L’inaspettata notizia gli era pervenuta il giorno avanti, attraverso uno dei suoi informatori e, data la ristrettezza di tempi, era stato assai infastidito di non aver potuto dire la propria. La sua contrarietà, in effetti, nasceva da un approccio molto scrupoloso alla propria missione: in assenza di indicazioni da parte dei propri superiori, quali sarebbero stati i termini di questa nuova collaborazione? Quali informazioni e quali contatti avrebbe dovuto condividere? In tre anni di permanenza nel Borneo aveva creato una rete di confidenti e di spie molto efficiente e, ora che il suo impegno iniziava a dare i primi frutti, non si sentiva molto disposto a parlarne con un agente straniero, sebbene in possesso di solide credenziali. Inoltre, ammesso e non concesso che non fosse un infiltrato degli inglesi, che contributo avrebbe mai potuto dare al suo lavoro? Saint Jacques temette di veder buttati all’aria tre anni di rischi e di fatiche, specie in un momento cruciale come quello, in cui si sentiva davvero prossimo a imbarcarsi per la misteriosa e protettissima isola celeste di Kourang. In effetti, pensò, la decisione dell’Ammiragliato peccava di mancanza di tempismo e, in base a ciò, ritenne che l’atteggiamento più prudente fosse quello di prendere tempo.

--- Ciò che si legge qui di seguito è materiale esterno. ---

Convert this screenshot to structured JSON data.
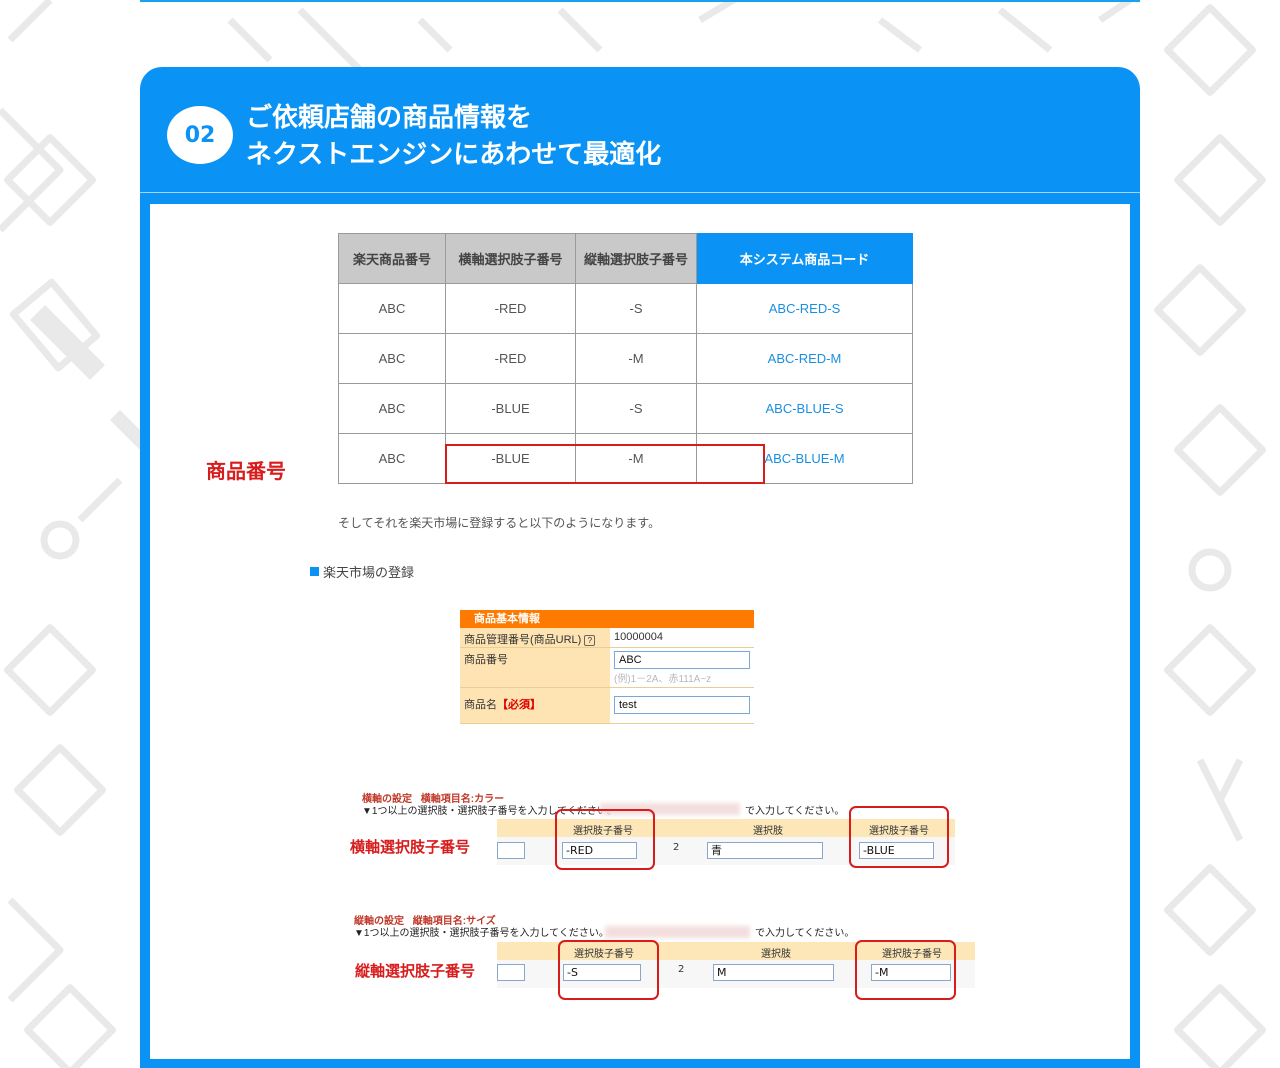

Si, tergiversare poteva essere in quel momento la scelta migliore, ovvero: rimandare l’inizio della nuova collaborazione al suo rientro dai regni volanti, anche se ciò equivaleva a dire “a divinis”, dato che le incognite del viaggio erano appena inferiori a quelle di poterlo intraprendere. Inoltre, sentiva, portare con sé un nuovo elemento, dalla lealtà ancora tutta da provare, poteva essere un azzardo.